No risk factors for treatment failure of re-irradiated patients could be found in this patient sample. All patients, male and female of all age categories, left and right heels, those with plantar fasciitis, Haglund’s exostosis and Achilles tendinitis showed positive responses to re-irradiation without significant differences among the subgroups. There were also no significant differences for the patients re-irradiated over a 2 or 3-week period. Independent of the reason for re-irradiation (e.g. no response, partial response to initial radiation or recurrent pain) patients had a significant pain reduction. Those patients with no response to initial radiation retained a higher level of pain during the follow-up period. In addition, they had a lower chance to become free of pain. Nevertheless, also these patients had a significant pain reduction with re-irradiation. Patients with partial response to the initial radiation had the best chance to achieve absence of pain. Only some authors mentioned a third or fourth radiation series for heel spur syndrome [33]. The sample sizes examined, including that in this study are too small for reliable statistical analyses.
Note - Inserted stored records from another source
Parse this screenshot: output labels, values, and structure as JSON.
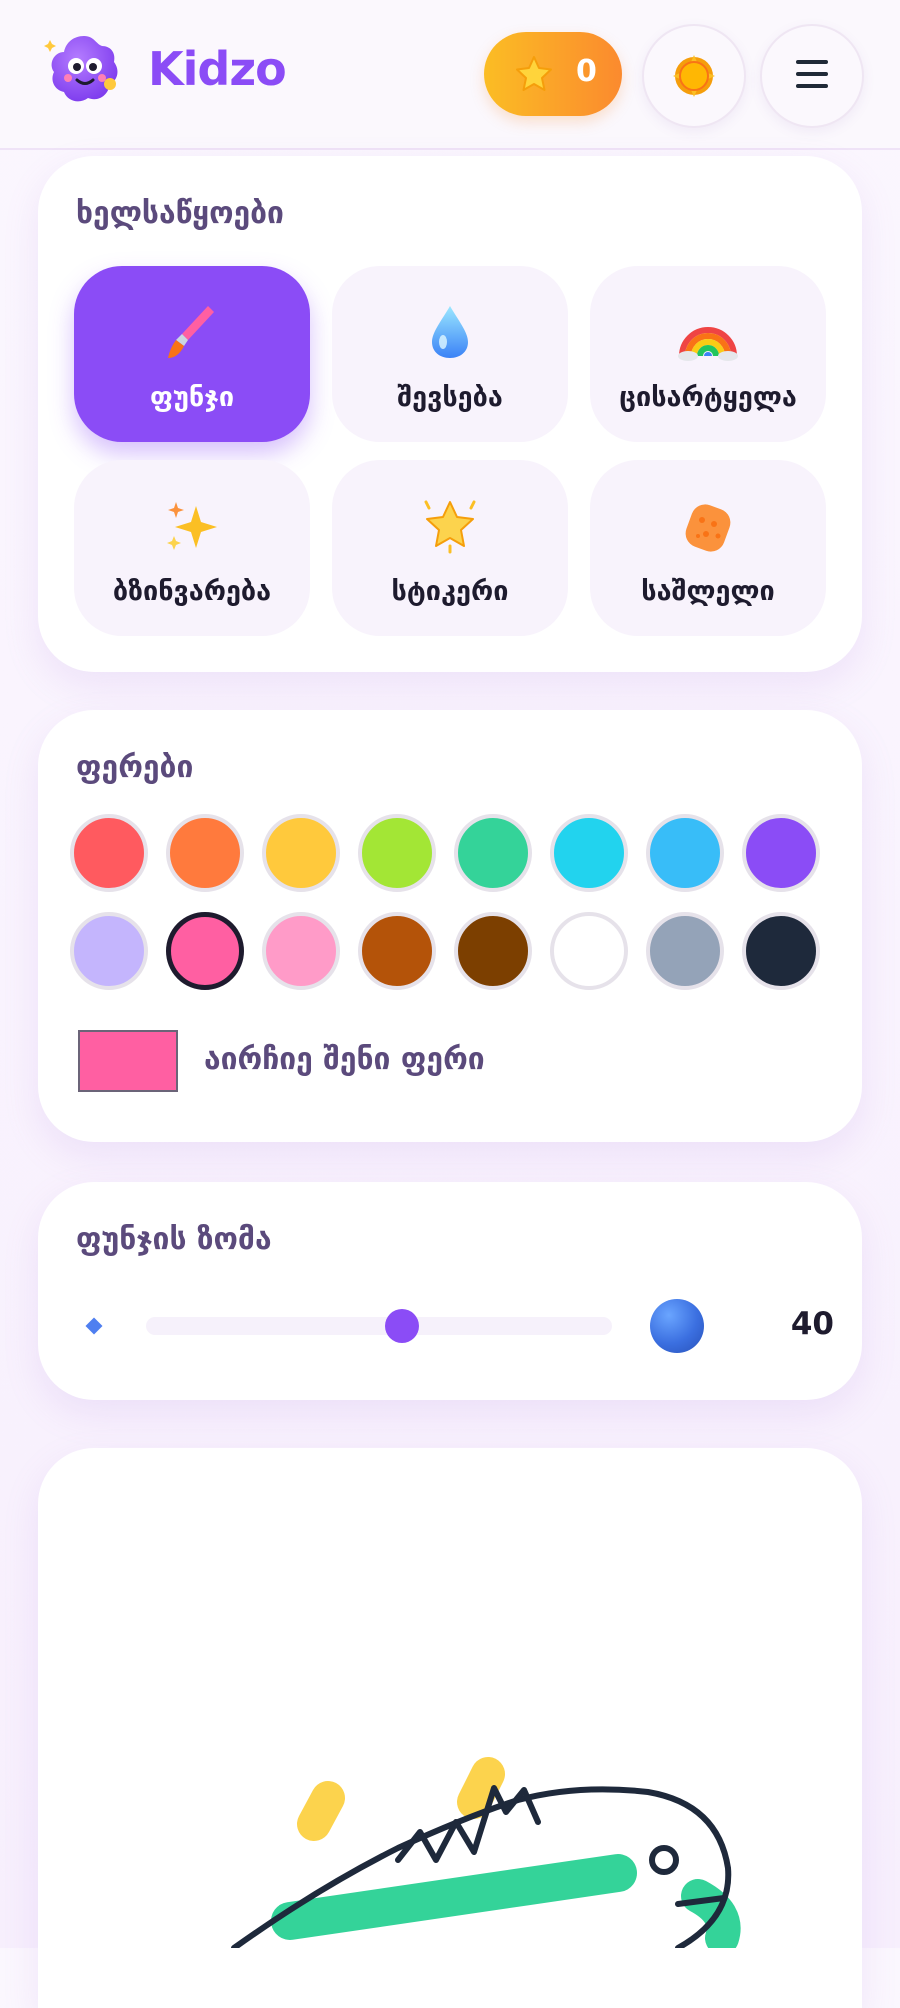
{
  "header": {
    "brand": "Kidzo",
    "stars_count": "0",
    "logo_icon": "purple-monster-logo-icon",
    "star_icon": "star-icon",
    "theme_icon": "sun-icon",
    "menu_icon": "hamburger-menu-icon"
  },
  "tools": {
    "title": "ხელსაწყოები",
    "items": [
      {
        "label": "ფუნჯი",
        "icon": "paintbrush-icon",
        "active": true
      },
      {
        "label": "შევსება",
        "icon": "droplet-icon",
        "active": false
      },
      {
        "label": "ცისარტყელა",
        "icon": "rainbow-icon",
        "active": false
      },
      {
        "label": "ბზინვარება",
        "icon": "sparkles-icon",
        "active": false
      },
      {
        "label": "სტიკერი",
        "icon": "glowing-star-icon",
        "active": false
      },
      {
        "label": "საშლელი",
        "icon": "sponge-icon",
        "active": false
      }
    ]
  },
  "colors": {
    "title": "ფერები",
    "palette": [
      "#ff5a5f",
      "#ff7a3d",
      "#ffc93c",
      "#a3e635",
      "#34d399",
      "#22d3ee",
      "#38bdf8",
      "#8b4cf6",
      "#c4b5fd",
      "#ff5fa2",
      "#ff9bc8",
      "#b45309",
      "#7c3f00",
      "#ffffff",
      "#94a3b8",
      "#1e293b"
    ],
    "selected_index": 9,
    "custom_color": "#ff5fa2",
    "custom_label": "აირჩიე შენი ფერი"
  },
  "brush_size": {
    "title": "ფუნჯის ზომა",
    "value": 40,
    "slider_fraction": 0.55,
    "value_text": "40"
  },
  "canvas": {
    "label": "drawing-canvas"
  }
}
As all patients showed a response to the second re-irradiation, it seems to be ethically justified to irradiate patients a third time although there is no evidence to support this. A third series is justified even more if there are no other treatment options.

Conclusion

Re-irradiation of painful heel spur syndrome is an effective and safe form of treatment. All subgroups, notably those with no response, partial response and recurrent pain showed a good response to re-irradiation for at least 24 months. A single dose of 0.5 Gy and a total dose of 3.0 Gy seem to be recommendable. To define the exact dose concept further investigations are necessary.